Upon arriving at “Part III. The Fire Sermon,” whose violent title contrasts the previous two sections, the reader might expect that the language and the imagery will become powerful and chaotic like that of fire. This is not at all what happens: While in the first part of The Waste Land there was “no sound of water” (24) and in the second part the reader found himself in a room filled of worldly possessions (77-110) resembling Brueghel and Reuben’s Allegory of Sight, it is now a river—a long-standing representation of time and memory—that placidly greets the reader in”The Fire Sermon.”

But the river is polluted, the same way that Eliot believes our memory of the past to be sullied. “Part IV. Death by Water” follows the river out into the open sea where Phlebas’ bones are being picked by a current (312-16). He is lost to time and memory because he “forgot the cry of gulls, and the deep sea swell/ and the profit and loss” (313-14) and instead only looked forward (320). The poet’s admonition in this section to those who “turn the wheel and look windward” (320) is to remember (“consider”) Phlebas and his fate. Still the solution is not to look back—which a sailor ought not do—but to look down into the water, and remember what is carrying us to our destination, lest we forget that the very waters that aid us can also destroy us.

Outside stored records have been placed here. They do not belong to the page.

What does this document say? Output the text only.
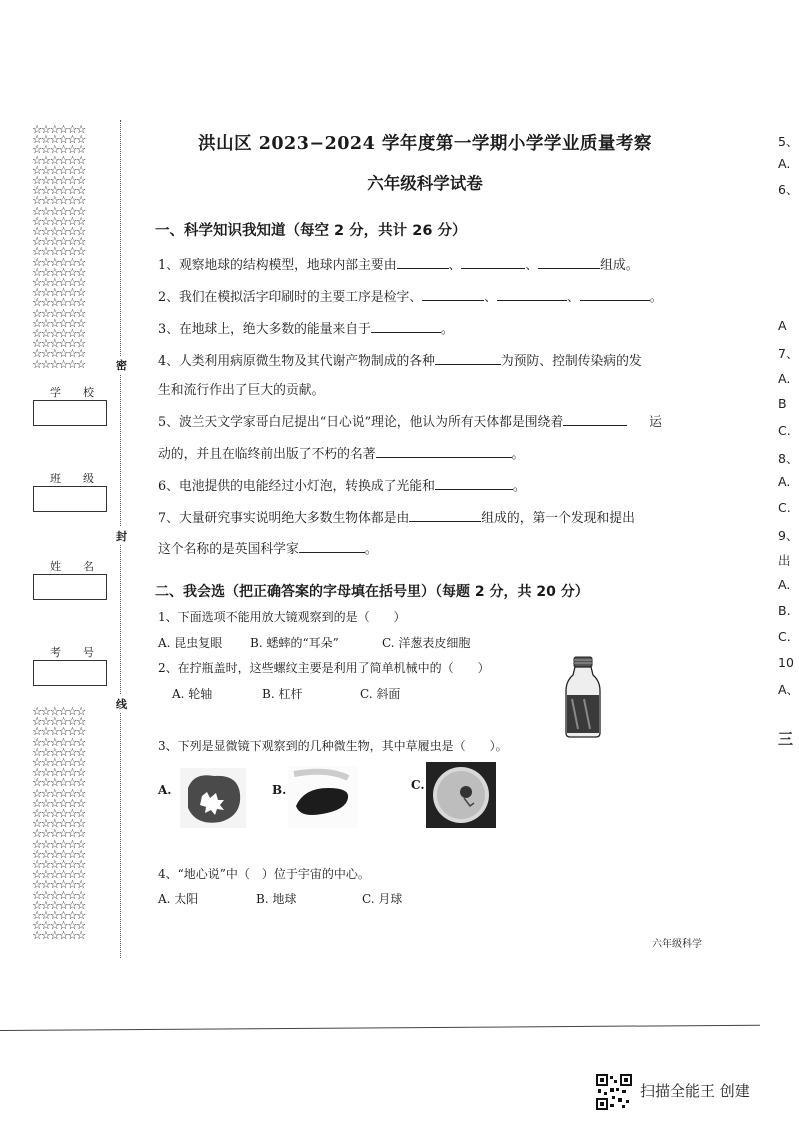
☆☆☆☆☆☆
☆☆☆☆☆☆
☆☆☆☆☆☆
☆☆☆☆☆☆
☆☆☆☆☆☆
☆☆☆☆☆☆
☆☆☆☆☆☆
☆☆☆☆☆☆
☆☆☆☆☆☆
☆☆☆☆☆☆
☆☆☆☆☆☆
☆☆☆☆☆☆
☆☆☆☆☆☆
☆☆☆☆☆☆
☆☆☆☆☆☆
☆☆☆☆☆☆
☆☆☆☆☆☆
☆☆☆☆☆☆
☆☆☆☆☆☆
☆☆☆☆☆☆
☆☆☆☆☆☆
☆☆☆☆☆☆
☆☆☆☆☆☆
☆☆☆☆☆☆
☆☆☆☆☆☆
☆☆☆☆☆☆
☆☆☆☆☆☆
☆☆☆☆☆☆
☆☆☆☆☆☆
☆☆☆☆☆☆
☆☆☆☆☆☆
☆☆☆☆☆☆
☆☆☆☆☆☆
☆☆☆☆☆☆
☆☆☆☆☆☆
☆☆☆☆☆☆
☆☆☆☆☆☆
☆☆☆☆☆☆
☆☆☆☆☆☆
☆☆☆☆☆☆
☆☆☆☆☆☆
☆☆☆☆☆☆
☆☆☆☆☆☆
☆☆☆☆☆☆
☆☆☆☆☆☆
☆☆☆☆☆☆
☆☆☆☆☆☆
学　　校
班　　级
姓　　名
考　　号
密
封
线
洪山区 2023−2024 学年度第一学期小学学业质量考察
六年级科学试卷
一、科学知识我知道（每空 2 分，共计 26 分）
1、观察地球的结构模型，地球内部主要由	、	、	组成。
2、我们在模拟活字印刷时的主要工序是检字、	、	、	。
3、在地球上，绝大多数的能量来自于	。
4、人类利用病原微生物及其代谢产物制成的各种	为预防、控制传染病的发
生和流行作出了巨大的贡献。
5、波兰天文学家哥白尼提出“日心说”理论，他认为所有天体都是围绕着	运
动的，并且在临终前出版了不朽的名著	。
6、电池提供的电能经过小灯泡，转换成了光能和	。
7、大量研究事实说明绝大多数生物体都是由	组成的，第一个发现和提出
这个名称的是英国科学家	。
二、我会选（把正确答案的字母填在括号里）（每题 2 分，共 20 分）
1、下面选项不能用放大镜观察到的是（　　）
A. 昆虫复眼 B. 蟋蟀的“耳朵”	C. 洋葱表皮细胞
2、在拧瓶盖时，这些螺纹主要是利用了简单机械中的（　　）
A. 轮轴	B. 杠杆	C. 斜面
3、下列是显微镜下观察到的几种微生物，其中草履虫是（　　）。
A.	B.	C.
4、“地心说”中（　）位于宇宙的中心。
A. 太阳	B. 地球	C. 月球
5、
A.
6、
A
7、
A.
B
C.
8、
A.
C.
9、
出
A.
B.
C.
10
A、
三
六年级科学
扫描全能王 创建
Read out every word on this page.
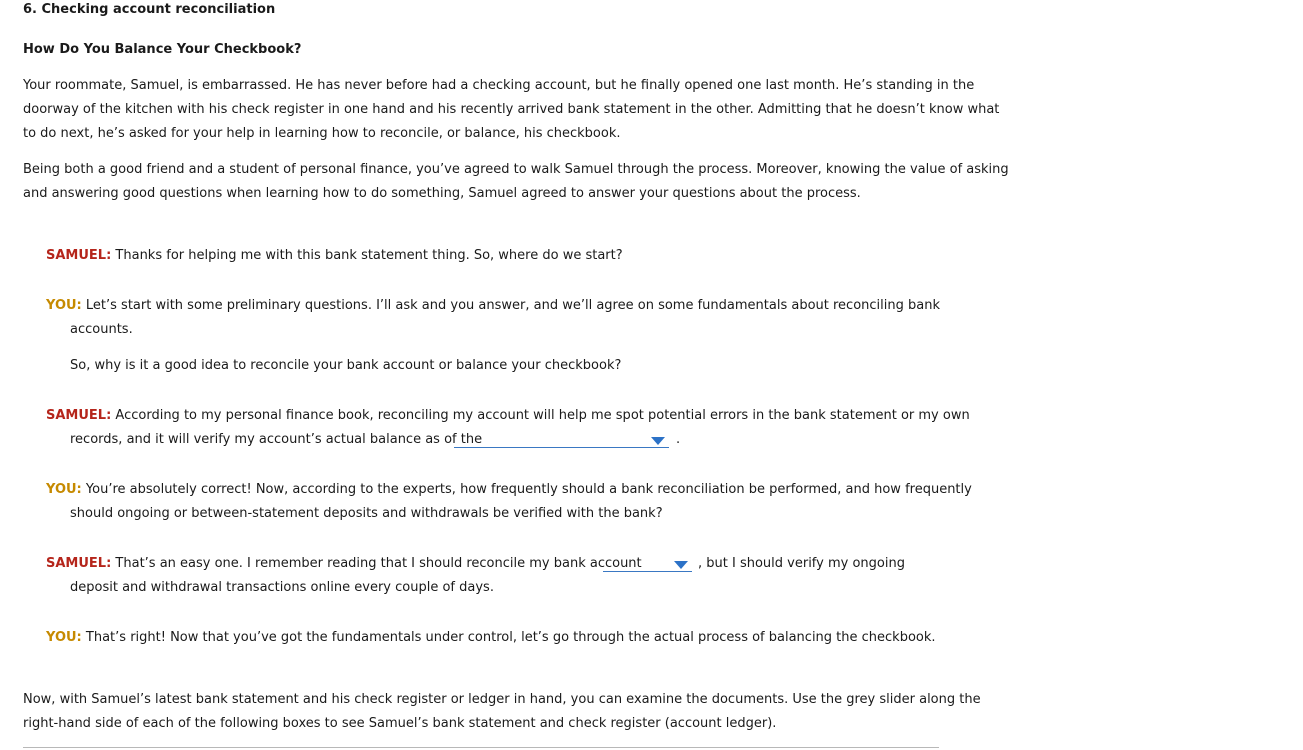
6. Checking account reconciliation
How Do You Balance Your Checkbook?
Your roommate, Samuel, is embarrassed. He has never before had a checking account, but he finally opened one last month. He’s standing in the
doorway of the kitchen with his check register in one hand and his recently arrived bank statement in the other. Admitting that he doesn’t know what
to do next, he’s asked for your help in learning how to reconcile, or balance, his checkbook.
Being both a good friend and a student of personal finance, you’ve agreed to walk Samuel through the process. Moreover, knowing the value of asking
and answering good questions when learning how to do something, Samuel agreed to answer your questions about the process.
SAMUEL: Thanks for helping me with this bank statement thing. So, where do we start?
YOU: Let’s start with some preliminary questions. I’ll ask and you answer, and we’ll agree on some fundamentals about reconciling bank
accounts.
So, why is it a good idea to reconcile your bank account or balance your checkbook?
SAMUEL: According to my personal finance book, reconciling my account will help me spot potential errors in the bank statement or my own
records, and it will verify my account’s actual balance as of the	.
YOU: You’re absolutely correct! Now, according to the experts, how frequently should a bank reconciliation be performed, and how frequently
should ongoing or between-statement deposits and withdrawals be verified with the bank?
SAMUEL: That’s an easy one. I remember reading that I should reconcile my bank account	, but I should verify my ongoing
deposit and withdrawal transactions online every couple of days.
YOU: That’s right! Now that you’ve got the fundamentals under control, let’s go through the actual process of balancing the checkbook.
Now, with Samuel’s latest bank statement and his check register or ledger in hand, you can examine the documents. Use the grey slider along the
right-hand side of each of the following boxes to see Samuel’s bank statement and check register (account ledger).
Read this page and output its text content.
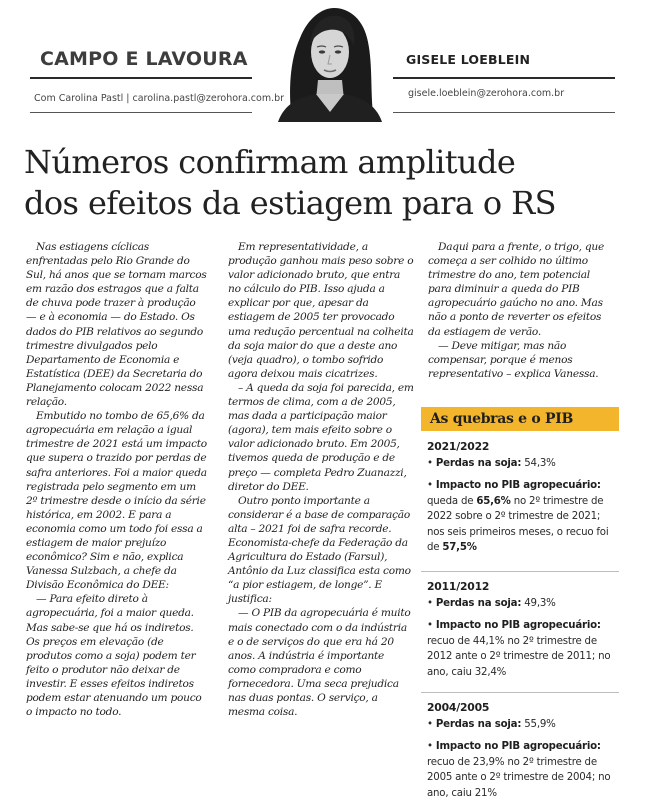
CAMPO E LAVOURA
Com Carolina Pastl | carolina.pastl@zerohora.com.br
GISELE LOEBLEIN
gisele.loeblein@zerohora.com.br
Números confirmam amplitude
dos efeitos da estiagem para o RS

Nas estiagens cíclicas enfrentadas pelo Rio Grande do Sul, há anos que se tornam marcos em razão dos estragos que a falta de chuva pode trazer à produção — e à economia — do Estado. Os dados do PIB relativos ao segundo trimestre divulgados pelo Departamento de Economia e Estatística (DEE) da Secretaria do Planejamento colocam 2022 nessa relação.

Embutido no tombo de 65,6% da agropecuária em relação a igual trimestre de 2021 está um impacto que supera o trazido por perdas de safra anteriores. Foi a maior queda registrada pelo segmento em um 2º trimestre desde o início da série histórica, em 2002. E para a economia como um todo foi essa a estiagem de maior prejuízo econômico? Sim e não, explica Vanessa Sulzbach, a chefe da Divisão Econômica do DEE:

— Para efeito direto à agropecuária, foi a maior queda. Mas sabe-se que há os indiretos. Os preços em elevação (de produtos como a soja) podem ter feito o produtor não deixar de investir. E esses efeitos indiretos podem estar atenuando um pouco o impacto no todo.

Em representatividade, a produção ganhou mais peso sobre o valor adicionado bruto, que entra no cálculo do PIB. Isso ajuda a explicar por que, apesar da estiagem de 2005 ter provocado uma redução percentual na colheita da soja maior do que a deste ano (veja quadro), o tombo sofrido agora deixou mais cicatrizes.

– A queda da soja foi parecida, em termos de clima, com a de 2005, mas dada a participação maior (agora), tem mais efeito sobre o valor adicionado bruto. Em 2005, tivemos queda de produção e de preço — completa Pedro Zuanazzi, diretor do DEE.

Outro ponto importante a considerar é a base de comparação alta – 2021 foi de safra recorde. Economista-chefe da Federação da Agricultura do Estado (Farsul), Antônio da Luz classifica esta como “a pior estiagem, de longe”. E justifica:

— O PIB da agropecuária é muito mais conectado com o da indústria e o de serviços do que era há 20 anos. A indústria é importante como compradora e como fornecedora. Uma seca prejudica nas duas pontas. O serviço, a mesma coisa.

Daqui para a frente, o trigo, que começa a ser colhido no último trimestre do ano, tem potencial para diminuir a queda do PIB agropecuário gaúcho no ano. Mas não a ponto de reverter os efeitos da estiagem de verão.

— Deve mitigar, mas não compensar, porque é menos representativo – explica Vanessa.

As quebras e o PIB
2021/2022
• Perdas na soja: 54,3%
• Impacto no PIB agropecuário:
queda de 65,6% no 2º trimestre de 2022 sobre o 2º trimestre de 2021; nos seis primeiros meses, o recuo foi de 57,5%
2011/2012
• Perdas na soja: 49,3%
• Impacto no PIB agropecuário:
recuo de 44,1% no 2º trimestre de 2012 ante o 2º trimestre de 2011; no ano, caiu 32,4%
2004/2005
• Perdas na soja: 55,9%
• Impacto no PIB agropecuário:
recuo de 23,9% no 2º trimestre de 2005 ante o 2º trimestre de 2004; no ano, caiu 21%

The second and third stanzas of “Part V. What The Thunder Said” are replete with the word “water,” but the poet concludes by stating that there is none (358); “empty cisterns and exhausted wells” (384) are all that’s left. A journey along The Waste Land is bleak, and the ending to Eliot’s analysis of society is a harsh truth that we can only hope is not prognostic. Still there are places throughout the poem, namely in “The Fire Sermon,” that reveal a remedy, if not a hope, for our ailing society. By using St. Augustine’s Confessions and Buddha’s Fire Sermon, Eliot is reminding us that the answers to our soul’s depravity are all around us, in our collective culture—the books we read, the places we pass and inhabit, the music we listen to—but that culture can only survive if we remember it and keep it alive in our tradition. Without a collective memory, all we have are fragments to “shore against” our ruins (340). Memory to Eliot, then, is the salvation that we need. As memory is what saves man from depravity and loneliness, so reading the texts of time helps to keep our memory (and therefore ourselves) afloat in a sea of unknowing. There is an effect that comes from reading that taps into our sensory experience, which permits it to echo into the chambers of our memory. The senses, after all, create our ability to remember, and it is this remembrance that can free us from becoming prisoners of present by opening our memory to the past, where we might again hear the faint call of a familiar nightingale.